COS 48-7 - Adaptation to temperature and moisture regimes in Arabidopsis thaliana

Tuesday, August 9, 2011: 3:40 PM
18B, Austin Convention Center
Stephen J. Tonsor1, Alicia Montesinos Navarro2 and Marnin D. Wolfe2, (1)Carnegie Museum of Natural History, Pittsburgh, PA, (2)Department of Biological Sciences, University of Pittsburgh, Pittsburgh, PA
Background/Question/Methods

The rich knowledge of internal biology accumulated for Arabidopsis thaliana makes it a wonderful tool for fundamental research in ecology and evolution.  Knowledge of the ecology of A. thaliana unfortunately lags far behind knowledge of its internal biology, making interpretation of the meaning of functional genomic diversity difficult. We report here on a developing system for the study of the functional diversification that adapts A. thaliana to variation in climate. We collected seed from seventeen populations of A. thaliana  in NE Spain and we census germination timing, growth, survival, developmental timing and reproduction in their source populations . Three growth chamber experiments illuminate adaptive strategies associated with temperature and moisture variation across the climate range of A. thaliana.

Results/Conclusions

The study describes a cline in which plants from cooler and wetter elevations grow more in the fall, less in the winter and more in the spring compared to plants from hotter dryer elevations, when all populations are grown in a common environment simulating mid-elevation climate.  In addition low elevation plants allocate more of their mass to roots, and flower and fruit earlier than high elevation plants.  In this experiment, plants from mid-elevation perform best in mid-elevation conditions.  However, when grown in a simulated low elevation climate with cool moist winter and hot dry spring, low elevation plants perform best and significant clines are associated with climate of origin for allocation, developmental timing and photosynthesis/gas exchange traits.
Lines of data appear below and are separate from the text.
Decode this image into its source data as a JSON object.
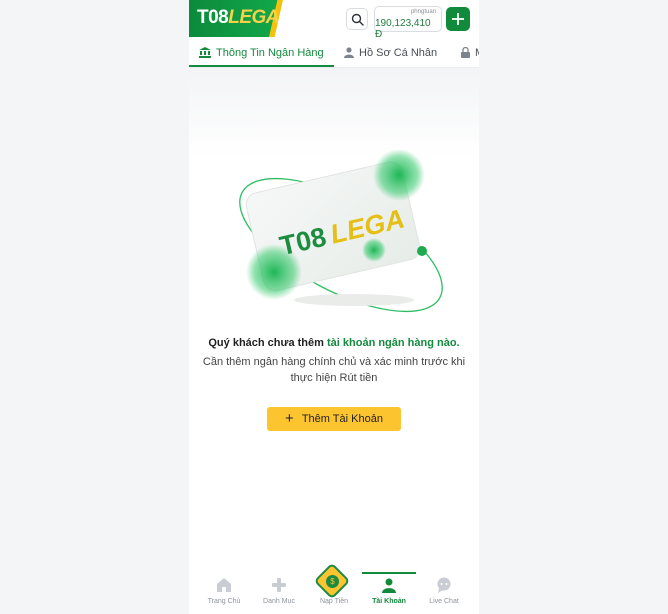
{
  "header": {
    "logo_part1": "T08",
    "logo_part2": "LEGA",
    "username": "phngtuan",
    "balance": "190,123,410 Đ"
  },
  "tabs": [
    {
      "label": "Thông Tin Ngân Hàng",
      "active": true
    },
    {
      "label": "Hồ Sơ Cá Nhân",
      "active": false
    },
    {
      "label": "M",
      "active": false
    }
  ],
  "illustration": {
    "card_logo_part1": "T08",
    "card_logo_part2": "LEGA"
  },
  "empty_state": {
    "title_prefix": "Quý khách chưa thêm ",
    "title_highlight": "tài khoản ngân hàng nào.",
    "description": "Cần thêm ngân hàng chính chủ và xác minh trước khi thực hiện Rút tiền",
    "add_button": "Thêm Tài Khoản"
  },
  "bottom_nav": [
    {
      "label": "Trang Chủ",
      "icon": "home-icon"
    },
    {
      "label": "Danh Mục",
      "icon": "gamepad-icon"
    },
    {
      "label": "Nạp Tiền",
      "icon": "deposit-icon",
      "coin_symbol": "$"
    },
    {
      "label": "Tài Khoản",
      "icon": "user-icon",
      "active": true
    },
    {
      "label": "Live Chat",
      "icon": "chat-icon"
    }
  ],
  "colors": {
    "brand_green": "#138a3d",
    "accent_yellow": "#fcc52f"
  }
}
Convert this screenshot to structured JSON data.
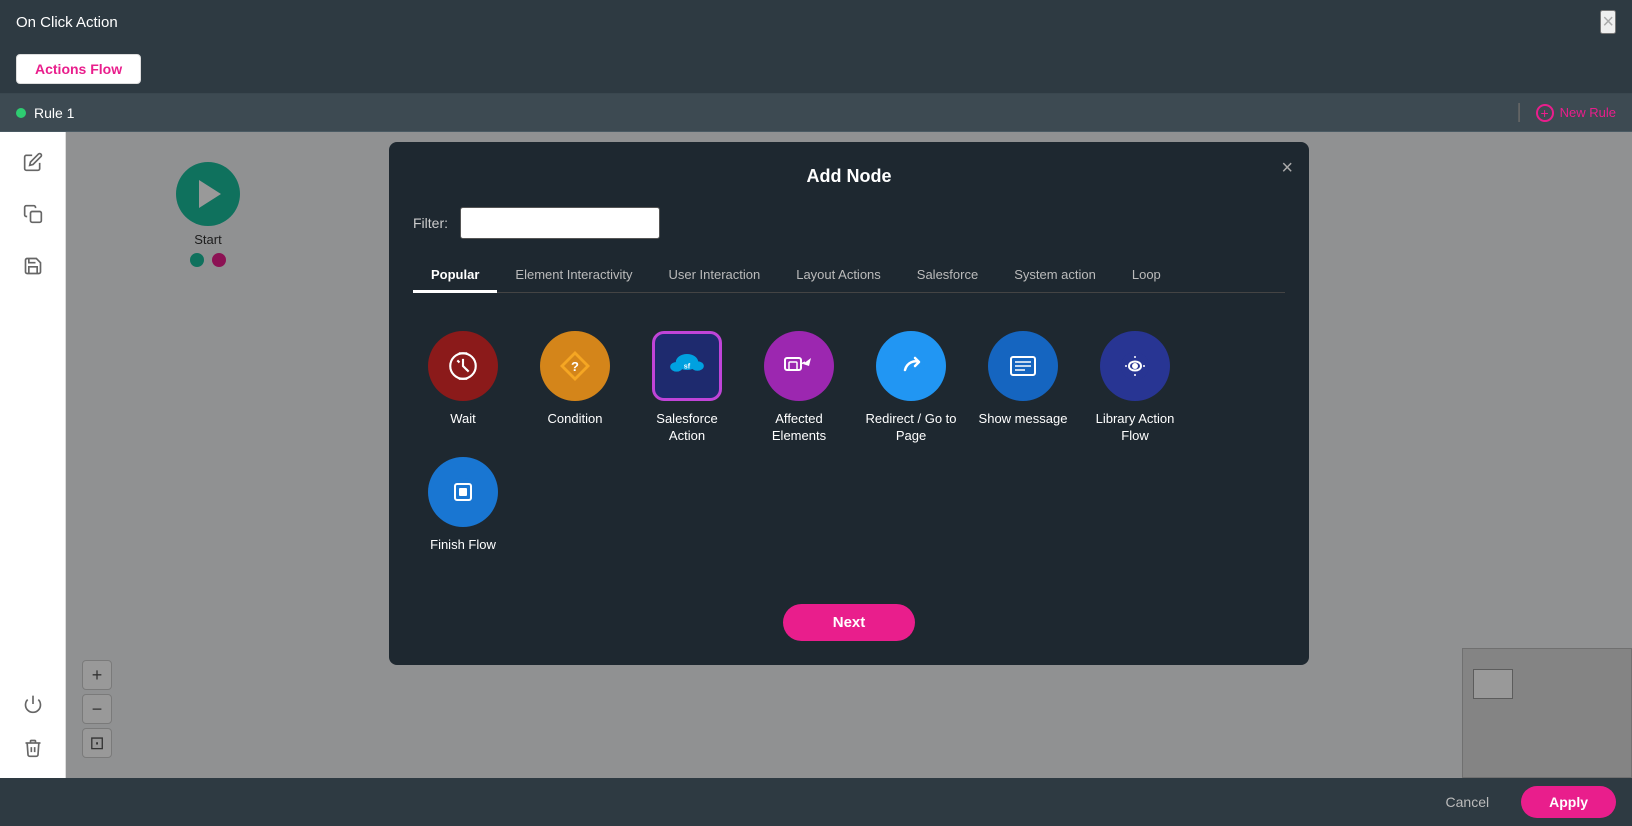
{
  "topBar": {
    "title": "On Click Action",
    "closeLabel": "×"
  },
  "tabBar": {
    "activeTab": "Actions Flow"
  },
  "ruleBar": {
    "ruleName": "Rule 1",
    "newRuleLabel": "New Rule"
  },
  "sidebar": {
    "icons": [
      "pencil",
      "copy",
      "save",
      "power",
      "trash"
    ]
  },
  "startNode": {
    "label": "Start"
  },
  "zoomControls": {
    "zoomIn": "+",
    "zoomOut": "−",
    "fit": "⊡"
  },
  "bottomBar": {
    "cancelLabel": "Cancel",
    "applyLabel": "Apply"
  },
  "modal": {
    "title": "Add Node",
    "closeLabel": "×",
    "filter": {
      "label": "Filter:",
      "placeholder": ""
    },
    "tabs": [
      {
        "id": "popular",
        "label": "Popular",
        "active": true
      },
      {
        "id": "element-interactivity",
        "label": "Element Interactivity",
        "active": false
      },
      {
        "id": "user-interaction",
        "label": "User Interaction",
        "active": false
      },
      {
        "id": "layout-actions",
        "label": "Layout Actions",
        "active": false
      },
      {
        "id": "salesforce",
        "label": "Salesforce",
        "active": false
      },
      {
        "id": "system-action",
        "label": "System action",
        "active": false
      },
      {
        "id": "loop",
        "label": "Loop",
        "active": false
      }
    ],
    "nodes": [
      {
        "id": "wait",
        "label": "Wait",
        "icon": "wait",
        "iconSymbol": "⏱"
      },
      {
        "id": "condition",
        "label": "Condition",
        "icon": "condition",
        "iconSymbol": "◇"
      },
      {
        "id": "salesforce-action",
        "label": "Salesforce Action",
        "icon": "salesforce",
        "iconSymbol": "sf"
      },
      {
        "id": "affected-elements",
        "label": "Affected Elements",
        "icon": "affected",
        "iconSymbol": "↗"
      },
      {
        "id": "redirect",
        "label": "Redirect / Go to Page",
        "icon": "redirect",
        "iconSymbol": "↪"
      },
      {
        "id": "show-message",
        "label": "Show message",
        "icon": "show-msg",
        "iconSymbol": "☰"
      },
      {
        "id": "library-action-flow",
        "label": "Library Action Flow",
        "icon": "library",
        "iconSymbol": "↻"
      },
      {
        "id": "finish-flow",
        "label": "Finish Flow",
        "icon": "finish",
        "iconSymbol": "⊡"
      }
    ],
    "nextButton": "Next"
  }
}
Finally we performed a factorial water supply and temperature experiment in which Spanish and Italian genotypes from short spring, hot-dry climates were compared to Spanish and Swedish populations from long spring, cool-moist climates.  Populations differed signficantly in heat shock protein responses, up-regulating under both heat and drought stress.  Water use efficiency, measured as carbon isotope ratio, is highly plastic and populations both differed overall and showed contrasting responses to both water and temperature, but did not differ in response to the interaction of heat and water.  Low elevation and latitude populations again allocated disproportionately to roots, which led to greater water use and lowered water use efficiency, but flowered and senesced earliest. Taken together, these results indicate substantial clines in functional aspects of biochemistry, development and allocation that suggest divergent strategies adapting plants across the climate range of this species.